« Démembrement de propriété : qui vend quoi ? Dans quelles conditions ? », Guillaume Philippon, Expert Foncier et Agricole

L’article 544 du code civil dispose que « La propriété est le droit de jouir et disposer des choses de la manière la plus absolue, pourvu qu'on n’en fasse pas un usage prohibé par les lois ou par les règlements » toutefois, on peut avoir des droits ou devoirs sur un bien sans pour autant avoir voix au chapitre. Les apparences sont parfois trompeuses …

Agents, négociateurs ou mandataires doivent s’assurer d’avoir le/les mandats signés de tous !

L’usus (user, droit d’usage et d’habitation) et le fructus (tirer les fruits, montant des loyers) constituent en droit français la notion d’usufruit que l’on distingue de l’abusus (disposer, droit de vendre) notion de la nue-propriété.

On évoque ici bien le démembrement de la propriété qu’il ne faut pas confondre avec l’indivision qui est le fait de posséder des droits de même nature sur un bien et dont les règles de fonctionnement sont régies par les articles 815 et suivants du code civil. Usufruitiers et nus-propriétaires ne sont pas des indivisaires, le droit a cloisonné leurs rapports, et ne peuvent exiger l’un envers l’autre des actions ou obligations.

Pour vendre un bien immobilier il faut donc parfois obtenir l’accord, non pas seulement d’indivisaires, mais de propriétaires : usufruitiers ou nus propriétaires afin de reconstituer la pleine propriété qui, généralement, seule intéressera un futur acquéreur.

Titre de propriété : Acte authentique de vente, acte de donation …

Tout professionnel de l’immobilier doit consulter les actes afin de prendre connaissance des droits de chacun et de s’assurer d’avoir devant le lui le/les bon(s) interlocuteur(s).
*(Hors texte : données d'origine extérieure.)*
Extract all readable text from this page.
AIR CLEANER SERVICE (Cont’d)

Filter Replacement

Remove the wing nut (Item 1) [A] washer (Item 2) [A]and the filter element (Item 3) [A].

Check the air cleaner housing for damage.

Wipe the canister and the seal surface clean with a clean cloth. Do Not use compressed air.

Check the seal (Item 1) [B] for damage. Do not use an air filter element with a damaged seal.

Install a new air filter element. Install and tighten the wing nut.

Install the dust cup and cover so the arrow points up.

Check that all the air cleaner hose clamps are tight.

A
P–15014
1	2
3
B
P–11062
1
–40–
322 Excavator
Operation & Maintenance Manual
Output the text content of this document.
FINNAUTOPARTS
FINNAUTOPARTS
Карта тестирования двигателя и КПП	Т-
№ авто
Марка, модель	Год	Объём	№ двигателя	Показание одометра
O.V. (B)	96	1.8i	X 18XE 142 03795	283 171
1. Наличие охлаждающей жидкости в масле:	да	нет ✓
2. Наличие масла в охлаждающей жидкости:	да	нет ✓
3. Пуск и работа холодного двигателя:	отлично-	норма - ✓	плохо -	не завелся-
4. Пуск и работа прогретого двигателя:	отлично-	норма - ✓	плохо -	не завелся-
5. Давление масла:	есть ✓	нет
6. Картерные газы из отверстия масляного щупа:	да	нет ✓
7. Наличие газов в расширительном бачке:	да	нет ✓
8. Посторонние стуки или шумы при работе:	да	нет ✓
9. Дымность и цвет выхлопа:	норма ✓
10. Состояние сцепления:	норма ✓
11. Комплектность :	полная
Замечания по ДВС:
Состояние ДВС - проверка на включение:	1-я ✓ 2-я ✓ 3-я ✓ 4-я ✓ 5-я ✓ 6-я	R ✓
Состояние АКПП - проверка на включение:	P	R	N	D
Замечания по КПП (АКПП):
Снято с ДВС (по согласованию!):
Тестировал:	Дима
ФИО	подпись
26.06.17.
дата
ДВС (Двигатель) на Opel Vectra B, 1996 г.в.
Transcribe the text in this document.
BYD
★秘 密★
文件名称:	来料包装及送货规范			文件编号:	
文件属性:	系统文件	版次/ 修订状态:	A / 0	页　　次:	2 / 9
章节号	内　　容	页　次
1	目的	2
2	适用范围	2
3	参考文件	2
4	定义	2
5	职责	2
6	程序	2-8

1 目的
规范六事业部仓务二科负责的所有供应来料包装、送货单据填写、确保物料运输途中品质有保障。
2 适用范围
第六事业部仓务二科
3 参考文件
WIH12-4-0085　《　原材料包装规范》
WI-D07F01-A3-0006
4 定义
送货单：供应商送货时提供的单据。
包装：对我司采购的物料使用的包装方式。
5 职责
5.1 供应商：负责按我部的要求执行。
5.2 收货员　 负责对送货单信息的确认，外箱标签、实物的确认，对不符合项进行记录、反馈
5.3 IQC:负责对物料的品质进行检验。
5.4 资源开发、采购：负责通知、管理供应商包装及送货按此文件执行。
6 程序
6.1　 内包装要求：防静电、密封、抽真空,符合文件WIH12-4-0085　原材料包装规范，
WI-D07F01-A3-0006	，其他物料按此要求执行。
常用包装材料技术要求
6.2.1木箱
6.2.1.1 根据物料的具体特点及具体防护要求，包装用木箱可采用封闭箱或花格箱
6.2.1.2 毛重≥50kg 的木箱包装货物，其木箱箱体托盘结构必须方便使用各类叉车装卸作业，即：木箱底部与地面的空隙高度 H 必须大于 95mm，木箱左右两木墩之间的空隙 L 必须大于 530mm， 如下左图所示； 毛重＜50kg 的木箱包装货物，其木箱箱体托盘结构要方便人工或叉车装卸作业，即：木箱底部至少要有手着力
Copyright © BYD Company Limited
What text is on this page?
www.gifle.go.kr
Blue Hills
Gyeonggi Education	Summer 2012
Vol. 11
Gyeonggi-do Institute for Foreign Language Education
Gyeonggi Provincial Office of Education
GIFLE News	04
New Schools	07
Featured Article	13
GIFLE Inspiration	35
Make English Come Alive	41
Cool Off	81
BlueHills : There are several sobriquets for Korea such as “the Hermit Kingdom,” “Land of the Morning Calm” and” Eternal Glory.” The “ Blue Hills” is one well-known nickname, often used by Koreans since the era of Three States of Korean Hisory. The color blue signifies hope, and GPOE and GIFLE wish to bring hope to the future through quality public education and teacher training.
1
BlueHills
La prise d’un mandat de vente sans avoir obtenu l’accord de tous les intéressés pourrait entrainer une situation juridique complexe dès lors qu’une offre d’achat ou un compromis de vente auraient été signés (ex : Monsieur A, vendeur, serait engagé contractuellement envers Monsieur C, acquéreur, alors que Monsieur B, lui aussi propriétaire, n’aurait pas été informé de la vente du bien dont il ne veut pas).

La donation ou la donation-partage sont des actes non dénués d’intérêt fiscal en matière de transmission patrimoniale, toutefois, les quotes-parts (usufruitiers/nus-propriétaires) évoluent avec le temps et il est du devoir d’information de tous professionnels de l’immobilier d’indiquer à son client quelle quote-part du prix de vente chacun va obtenir. La répartition repose sur le barème de l’administration fiscale suivant :

Ainsi une mère qui aurait donné à l’âge de 53 ans son appartement, d’une valeur de 250.000 € à ses deux enfants leur aurait transmis et donc fait une donation de : 250.000 x 0,5 = 125.000 € soit 62.500 € chacun. 25 ans plus tard, l’appartement serait vendu pour raisons diverses avec l’accord de tous au prix de 350.000 €, les droits de la maman, âgée de 78 ans, seraient de 350.000 x 0,3 = 105.000 € alors que les droits des enfants seraient de : 350.000 x 0,7 = 245.000 € soit 122.500 € chacun.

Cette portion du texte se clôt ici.